Les contributions déterminées au niveau national des 195 États qui ont adopté l’accord de Paris ne permettent pas de limiter la hausse mondiale des températures à moins de 2°C. Début décembre 2023, la COP28 aura pour mission d’améliorer une copie insuffisante.

Prévu dans l’accord de Paris, le "bilan global" est un passage obligé de la lutte contre le changement climatique. Les États signataires de l’accord de Paris ont pour obligation de remettre un état des lieux de leurs politiques nationales en matière de lutte climatique : objectifs de réduction des gaz à effet de serre, adaptation des secteurs économiques au changement climatique, financements. La convention onusienne sur le climat remplit un rôle de secrétariat où les contributions sont remises pour examiner si le document répond bien aux exigences techniques négociées lors de toutes les réunions annuelles de négociations (les COP) depuis 2015 et la COP21. La date limite des dépôts pour ce bilan global était fixée au 25 septembre dernier.
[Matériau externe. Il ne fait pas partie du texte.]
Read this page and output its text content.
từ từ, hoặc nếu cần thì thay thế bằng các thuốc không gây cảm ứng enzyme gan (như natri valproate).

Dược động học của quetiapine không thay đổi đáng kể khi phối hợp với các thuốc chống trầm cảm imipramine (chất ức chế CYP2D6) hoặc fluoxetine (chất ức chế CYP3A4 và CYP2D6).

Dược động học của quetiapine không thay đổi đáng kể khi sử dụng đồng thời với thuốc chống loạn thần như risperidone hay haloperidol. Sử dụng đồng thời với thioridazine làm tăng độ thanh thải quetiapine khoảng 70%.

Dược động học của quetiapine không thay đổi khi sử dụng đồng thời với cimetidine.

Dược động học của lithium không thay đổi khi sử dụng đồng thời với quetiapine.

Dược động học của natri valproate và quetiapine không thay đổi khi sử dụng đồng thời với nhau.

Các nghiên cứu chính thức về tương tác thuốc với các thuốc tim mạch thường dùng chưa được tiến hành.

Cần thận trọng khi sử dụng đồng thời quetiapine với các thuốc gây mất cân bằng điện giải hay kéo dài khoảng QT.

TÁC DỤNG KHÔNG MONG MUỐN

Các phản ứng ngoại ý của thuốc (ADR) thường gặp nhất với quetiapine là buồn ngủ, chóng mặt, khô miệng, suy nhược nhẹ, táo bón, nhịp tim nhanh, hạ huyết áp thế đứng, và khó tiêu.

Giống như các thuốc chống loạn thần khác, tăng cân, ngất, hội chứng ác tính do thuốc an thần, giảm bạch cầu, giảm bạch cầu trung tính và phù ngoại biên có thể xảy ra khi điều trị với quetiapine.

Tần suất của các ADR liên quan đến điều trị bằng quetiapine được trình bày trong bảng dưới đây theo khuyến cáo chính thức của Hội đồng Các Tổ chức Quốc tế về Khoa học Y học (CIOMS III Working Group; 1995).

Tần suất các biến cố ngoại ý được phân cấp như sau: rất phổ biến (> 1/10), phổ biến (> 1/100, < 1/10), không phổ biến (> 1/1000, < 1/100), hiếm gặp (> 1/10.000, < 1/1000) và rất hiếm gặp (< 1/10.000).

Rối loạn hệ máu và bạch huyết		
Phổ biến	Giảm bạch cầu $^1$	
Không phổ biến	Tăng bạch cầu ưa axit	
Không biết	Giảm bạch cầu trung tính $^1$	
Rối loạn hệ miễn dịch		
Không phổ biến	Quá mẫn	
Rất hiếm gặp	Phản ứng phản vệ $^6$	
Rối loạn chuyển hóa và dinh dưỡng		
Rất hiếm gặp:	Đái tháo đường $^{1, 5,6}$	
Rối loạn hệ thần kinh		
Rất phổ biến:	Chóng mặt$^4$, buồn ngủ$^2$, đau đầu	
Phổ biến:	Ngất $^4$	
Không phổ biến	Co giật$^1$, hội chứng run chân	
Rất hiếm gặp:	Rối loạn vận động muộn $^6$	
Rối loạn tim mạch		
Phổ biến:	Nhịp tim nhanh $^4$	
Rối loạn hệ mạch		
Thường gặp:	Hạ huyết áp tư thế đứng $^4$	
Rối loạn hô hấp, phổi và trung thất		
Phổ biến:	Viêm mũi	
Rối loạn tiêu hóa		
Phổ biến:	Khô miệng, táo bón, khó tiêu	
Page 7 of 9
C’est donc la version la plus à jour des promesses effectuées par les gouvernements.

Sans surprise, les objectifs annoncés ne sont pas suffisants pour résoudre la question climatique. Les bilans carbone des États font état d’un total global d’émissions de gaz à effet de serre de 53,2 milliards de tonnes (hors émissions dues à la conversion des terres et à la déforestation) en 2025, année de départ des comptes climatiques des États et de leurs progrès ou reculs, soit 1% de plus qu’en 2019. L’humanité ne sera donc toujours pas dans la pente descendante des émissions. Plus inquiétant, si les objectifs sont bien remplis, les émissions ne seront en baisse en 2030 que de 5,3% par rapport à 2019. Si cela signifie que le pic de consommation des énergies fossiles sera bien atteint entre 2025 et 2030, les efforts ne sont vraiment pas à la hauteur de ce qu’en attendent les scientifiques du groupe d’experts intergouvernemental d’étude du climat (Giec). Dans leur sixième rapport d’évaluation remis en 2022, les climatologues estiment que la baisse des émissions doit être d’au moins 43% en 2030 par rapport à 2019 pour espérer maintenir la hausse des températures autour de 1,5°C comme l’espère l’accord de Paris.